Daniel Henninger in WSJ:

"...collaborating with a willing media to market the opposition party as a haunted house is a cynical, wholly reductionist strategy, with nothing in it for the public good. It dumbs down our politics. As shown with Social Security reform, the system ceases to function. A major U.S. foreign-policy initiative like the Bush Doctrine has to be delegitimized with no serious opposition support at any level. This is the strategy of the phalanx, not politics. If it works, the other side will surely run the same tar-and-pitch strategy against a new Clinton presidency. It deserves to fail."

buddy larsen said...

Should've mentioned that the purpose of the essay is to answer the question of why the Dems seem to keep taking the bait and shooting themselves in the foot, with one baseless accusation after another. DH says (and I agree) it's part of a coherent strategy. He doesn't use the words, but it is the strategy of "Rule or Ruin". And they mean it, too.

buddy larsen said...

Henninger's thesis is that the target is the "swing voter".
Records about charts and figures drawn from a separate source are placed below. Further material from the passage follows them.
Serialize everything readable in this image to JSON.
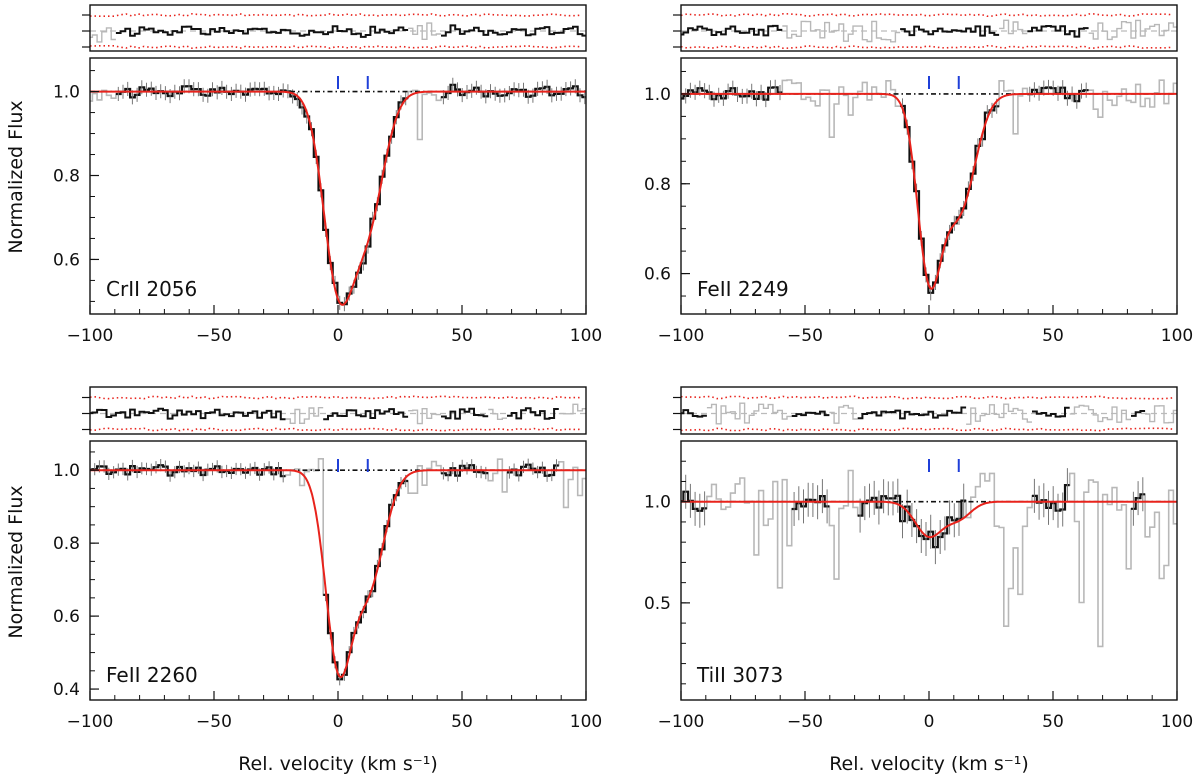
{
  "chart_data": [
    {
      "type": "line",
      "ion_label": "CrII 2056",
      "xlabel": "",
      "ylabel": "Normalized Flux",
      "xlim": [
        -100,
        100
      ],
      "ylim": [
        0.47,
        1.08
      ],
      "x_ticks": [
        -100,
        -50,
        0,
        50,
        100
      ],
      "x_tick_labels": [
        "−100",
        "−50",
        "0",
        "50",
        "100"
      ],
      "y_ticks": [
        0.6,
        0.8,
        1.0
      ],
      "y_tick_labels": [
        "0.6",
        "0.8",
        "1.0"
      ],
      "component_velocities": [
        0,
        12
      ],
      "continuum": 1.0,
      "fit": {
        "baseline": 1.0,
        "components": [
          {
            "v": 0,
            "depth": 0.44,
            "sigma": 6.0
          },
          {
            "v": 12,
            "depth": 0.3,
            "sigma": 6.5
          }
        ]
      },
      "data_range": [
        -90,
        100
      ],
      "masked_ranges": [
        [
          28,
          42
        ]
      ],
      "noise": 0.012
    },
    {
      "type": "line",
      "ion_label": "FeII 2249",
      "xlabel": "",
      "ylabel": "",
      "xlim": [
        -100,
        100
      ],
      "ylim": [
        0.51,
        1.08
      ],
      "x_ticks": [
        -100,
        -50,
        0,
        50,
        100
      ],
      "x_tick_labels": [
        "−100",
        "−50",
        "0",
        "50",
        "100"
      ],
      "y_ticks": [
        0.6,
        0.8,
        1.0
      ],
      "y_tick_labels": [
        "0.6",
        "0.8",
        "1.0"
      ],
      "component_velocities": [
        0,
        12
      ],
      "continuum": 1.0,
      "fit": {
        "baseline": 1.0,
        "components": [
          {
            "v": 0,
            "depth": 0.38,
            "sigma": 4.8
          },
          {
            "v": 12,
            "depth": 0.26,
            "sigma": 6.5
          }
        ]
      },
      "data_range": [
        -100,
        65
      ],
      "masked_ranges": [
        [
          -60,
          -12
        ],
        [
          28,
          40
        ]
      ],
      "noise": 0.012
    },
    {
      "type": "line",
      "ion_label": "FeII 2260",
      "xlabel": "Rel. velocity  (km s⁻¹)",
      "ylabel": "Normalized Flux",
      "xlim": [
        -100,
        100
      ],
      "ylim": [
        0.37,
        1.08
      ],
      "x_ticks": [
        -100,
        -50,
        0,
        50,
        100
      ],
      "x_tick_labels": [
        "−100",
        "−50",
        "0",
        "50",
        "100"
      ],
      "y_ticks": [
        0.4,
        0.6,
        0.8,
        1.0
      ],
      "y_tick_labels": [
        "0.4",
        "0.6",
        "0.8",
        "1.0"
      ],
      "component_velocities": [
        0,
        12
      ],
      "continuum": 1.0,
      "fit": {
        "baseline": 1.0,
        "components": [
          {
            "v": 0,
            "depth": 0.5,
            "sigma": 5.2
          },
          {
            "v": 12,
            "depth": 0.32,
            "sigma": 6.5
          }
        ]
      },
      "data_range": [
        -100,
        100
      ],
      "masked_ranges": [
        [
          -22,
          -6
        ],
        [
          28,
          42
        ],
        [
          60,
          68
        ],
        [
          90,
          100
        ]
      ],
      "noise": 0.012
    },
    {
      "type": "line",
      "ion_label": "TiII 3073",
      "xlabel": "Rel. velocity  (km s⁻¹)",
      "ylabel": "",
      "xlim": [
        -100,
        100
      ],
      "ylim": [
        0.02,
        1.3
      ],
      "x_ticks": [
        -100,
        -50,
        0,
        50,
        100
      ],
      "x_tick_labels": [
        "−100",
        "−50",
        "0",
        "50",
        "100"
      ],
      "y_ticks": [
        0.5,
        1.0
      ],
      "y_tick_labels": [
        "0.5",
        "1.0"
      ],
      "component_velocities": [
        0,
        12
      ],
      "continuum": 1.0,
      "fit": {
        "baseline": 1.0,
        "components": [
          {
            "v": 0,
            "depth": 0.17,
            "sigma": 5.5
          },
          {
            "v": 12,
            "depth": 0.08,
            "sigma": 5.0
          }
        ]
      },
      "data_range": [
        -100,
        100
      ],
      "masked_ranges": [
        [
          -90,
          -55
        ],
        [
          -40,
          -28
        ],
        [
          15,
          42
        ],
        [
          57,
          82
        ],
        [
          88,
          100
        ]
      ],
      "noise": 0.06
    }
  ]
}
The Dems and their MSM have nothing to offer, so they are trying to make that into something worth voting for. How would one go about doing this? By going over-the-top on every single thing the administration is remotely connected with.

As Henninger says, the fate of the nation, or the world, is simply not one of their concerns.

They're saying, either we put them back in control, or they will do their best to burn the place down.

buddy larsen said...

It's the 'extortionist strategy'.

buddy larsen said...

Peter, if you guys would just take Massachusetts back, it would help immensely.

buddy larsen said...

..and "Dooyoo Knowhoo Iyam" Mustafa Ben Amistake Kaherri.

buddy larsen said...

Wasn't it Cambodian CIA agents that were so seared seared?

But it could well have been Mongols, too.

Heck, it could even have been Jenjis Khan (the Jewish Mongol), had he gone a little further up the headwaters of the River of Time, that fantastic starlit Christmas Eve.

buddy larsen said...

Ah yes, Jenjis Khan's little bagel shoppe, with the little hand-lettered sign in the window,

"no shoes, no shirt, no service, plus we personally rape, cut off ears, cut off heads, tape wires from portable telephones to human genitals, cut off limbs, blow up bodies, randomly shoot civilians, raze villages in the fashion reminiscent of me, shopkeeper Jenjis Khan, shoot cattle and dogs for fun, poison food stocks, and generally ravage the country side. Also, everyday special price, half-off on day-old bagels."

buddy larsen said...

Oy, and then Mustafa Ben Amistake al Sheikdown left with the fleet, and sailed back cross the Bounding Main to grace central America with his Less Majestique:

"As Kerry was reassuring his colleagues that Ortega wouldn't establish Soviet and Cuban bases in Nicaragua, Ortega (a few days after he met with Kerry) was flying to Moscow to arrange a $200 million transfer of Soviet monies to Nicaragua. Kerry's sales pitch for the Sandinistas -- "I see an enormous haughtiness in the United States trying to tell them what to do. Our economic squeeze on them is very sad. The whole population is suffering" -- worked in Congress. It voted against aid to the Contras, even as Ortega was collecting aid from his Soviet bosses."

buddy larsen said...

Oh, eating donkeys is a popular pastime in many rough places around the globe.

buddy larsen said...

Lt Col Boyington's memorial was voted down by 45 members of the student council--not just the several quoted saying things like 'no need for another monument to rich white men' (Boyington BTW was a Sioux Indian and born poor, and stayed that way), and things like 'Marines are not what this university should be honoring' (Boyington was an American Volunteer Group "Flying Tiger" fighting in China before USA entered the war, fought thru the dark days when victory was up for grabs, was awarded the Congressional Medal of Honor, recorded 28 enemy aircraft destroyed, was shot down in air combat, and spent nearly two years in an enemy POW camp).

Fine, don't honor a Marine, don't honor a WWII hero or a Sioux warrior, but could ya maybe, maybe, honor one of your Engineering graduates who actually made real-life sacrifices, during a national crisis, in support of your own campus freedom of speech?